Sikap Tenggang Rasa Yang Mulai Luntur

Tepo Seliro adalah sebuah tindakan atau perbuatan yang merupakan gabungan dari Toleransi dan Tenggang Rasa. TOLERANSI adalah bagaimana kita bisa menjaga perasaan diri terhadap perbuatan orang lain di tengah-tengah lingkungan kita yang berbeda dan majemuk. TENGGANG RASA merupakan kemampuan kita dalam menjaga perasaan orang lain atas perbuatan yang akan kita lakukan.

Kelihatannya mudah dan sederhana. Apa susahnya sih menghargai perasaan orang lain sebagaimana kita pun ingin diperlakukan demikian? Tapi ternyata pada aplikasinya, urusan tepo seliro ini sering diabaikan oleh seseorang ataupun kita sendiri.

Tepo Seliro tidak hanya berbicara pada hubungan dengan tetangga sekitar, tapi juga dengan rekan kerja ataupun mitra bisnis/customer.

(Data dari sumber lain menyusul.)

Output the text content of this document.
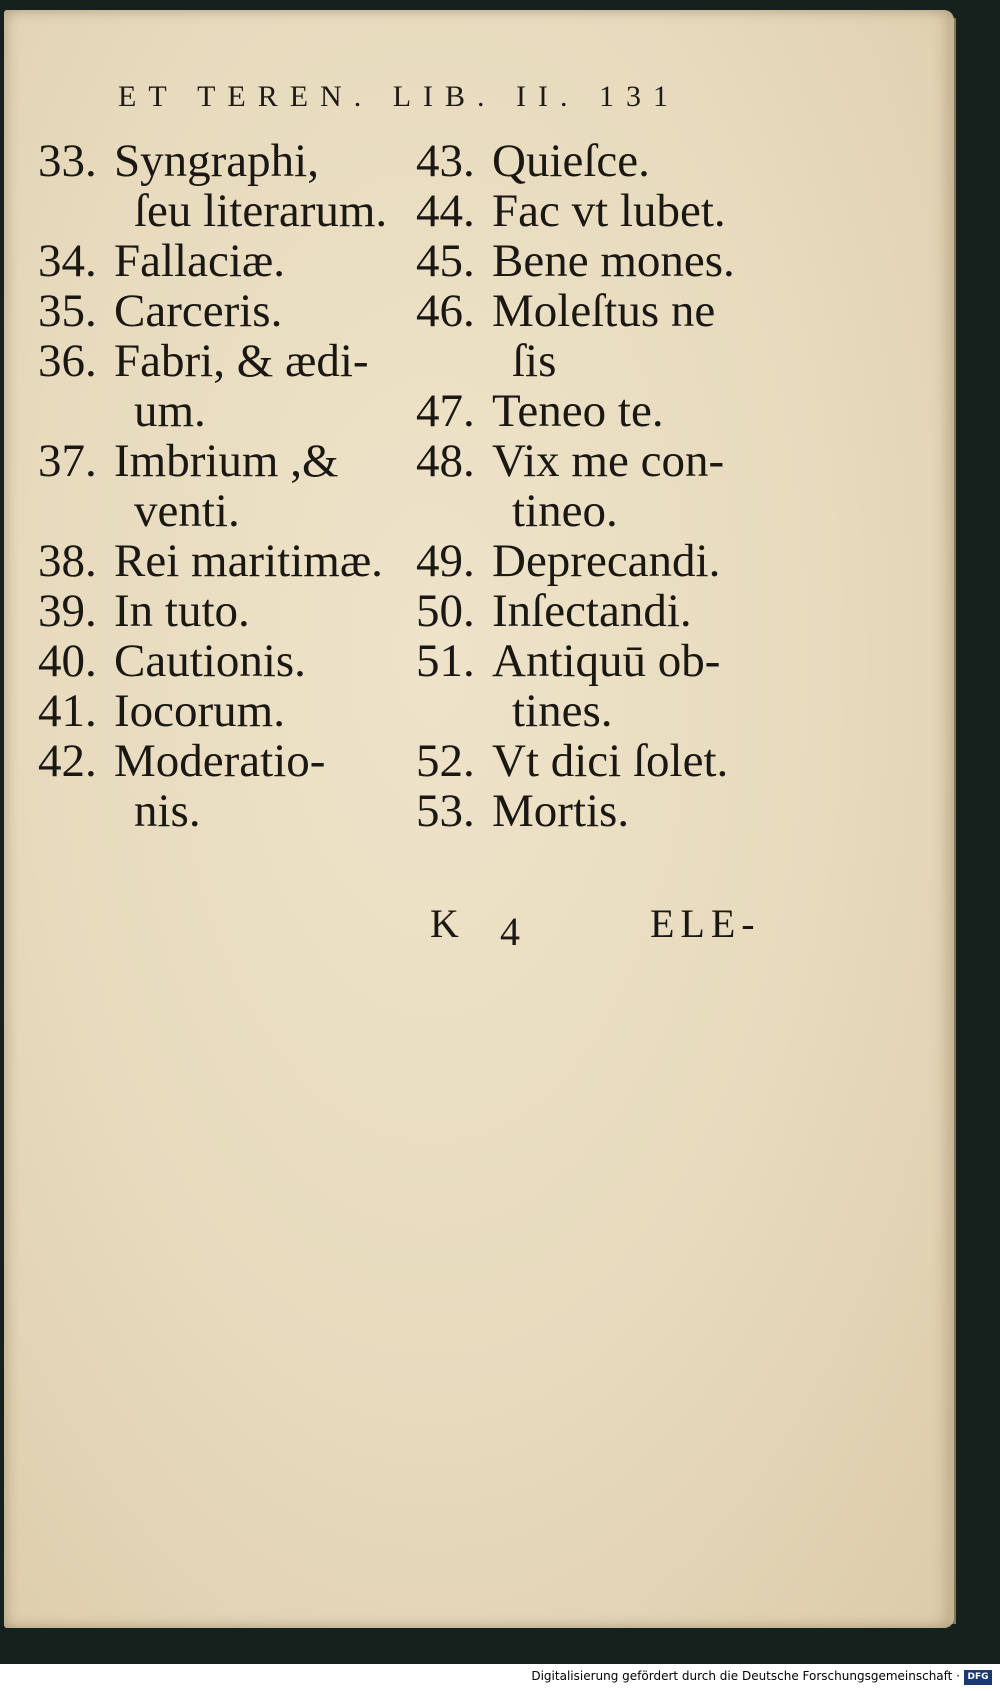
ET TEREN. LIB. II. 131
33. Syngraphi,
ſeu literarum.
34. Fallaciæ.
35. Carceris.
36. Fabri, & ædi-
um.
37. Imbrium ,&
venti.
38. Rei maritimæ.
39. In tuto.
40. Cautionis.
41. Iocorum.
42. Moderatio-
nis.
43. Quieſce.
44. Fac vt lubet.
45. Bene mones.
46. Moleſtus ne
ſis
47. Teneo te.
48. Vix me con-
tineo.
49. Deprecandi.
50. Inſectandi.
51. Antiquū ob-
tines.
52. Vt dici ſolet.
53. Mortis.
K 4	ELE-
Digitalisierung gefördert durch die Deutsche Forschungsgemeinschaft · DFG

Berikut ini adalah contoh-contoh kasus yang sering terjadi pada lingkungan rumah :

1. Membuang sampah di bak sampah tetangga

2. Memelihara binatang peliharaan, dan kotorannya mencemari udara, tanah ataupun rumput tetangga.

3. Mengemudikan kendaraan dengan ngebut di lingkungan tetangga

4. Membunyikan klakson mobil setiap kali masuk garasi

5. Tidak mau menegur atau sekadar memberi senyuman dan anggukan pada tetangga

6. Melakukan ‘kebisingan’ ketika membangun ataupun merenovasi rumah tanpa permisi ke tetangga terdekat

7. Konstruksi talang air atau aliran kran air yang keliru hingga mengakibatkan kebocoran pada dinding tetangga.

8. Tempat penampungan air bermasalah yang meluap hingga rumah tetangga.

9. Parkir kendaraan ‘sembarangan’ di depan rumah tetangga tanpa ijin

dll….

Sebagian masalah tersebut kadang menjadi sekadar ‘keluhan/ omongan’ dari mulut ke telinga lainnya, dan akhirnya menyebar, hingga perlahan tapi pasti menyematkan berbagai ‘label’ buruk pihak yang dinilai tidak tahu tenggang rasa di mata warga.

Sebagiannya memilih menyelesaikan, dengan memberi teguran ataupun luapan amarah jika sang tetangga dianggap ‘ndablek’. Muaranya adalah terjadi keributan hingga hilangnya rasa nyaman berada di dalam rumah sendiri. Sebagian lain memilih melaporkan ke ketua RT, karena mereka menganggap urusan demikian sebagai salah satu tugas RT.

 

Faktor tingginya pendidikan juga tidak menihilkan potensi seseorang untuk menjadi lebih baik dari orang lain. Meski di atas kertas, seharusnya tingginya tingkat pendidikan harus sejalan dengan tingginya budi pekerti. Ibarat padi berisi yang kian merunduk. Entahlah, apakah ini ada kaitannya dengan hasil pendidikan kita yang belum maksimal dan menyentuh berbagai bidang kehidupan? Ataukah materi pendidian budi pekerti dan tenggang rasa perlu menjadi satu mata pelajaran utama di bangku-bangku sekolah dasar hingga perguruan tinggi?

Menjunjung tinggi rasa tenggang rasa bukan saja menjadi hal penting dalam mewujudkan harmoni kehidupan, namun juga menjadikan setiap diri mencapai martabat yang baik di hadapan manusia dan Tuhannya.

Setiap kita sebagai orang tua harus benar-benar memberi perhatian khusus dalam rangka mengajarkan tepo seliro ini dalam bentuk pemahaman maupun keteladanan bagi anak-anak sedari dini. Ya, karena setiap keluarga adalah sekolah pertama bagi anak-anak bangsa.

 

“Jika kita menghendaki orang lain berbuat baik pada kita, maka kita juga harus berbuat demikian juga kepada mereka.”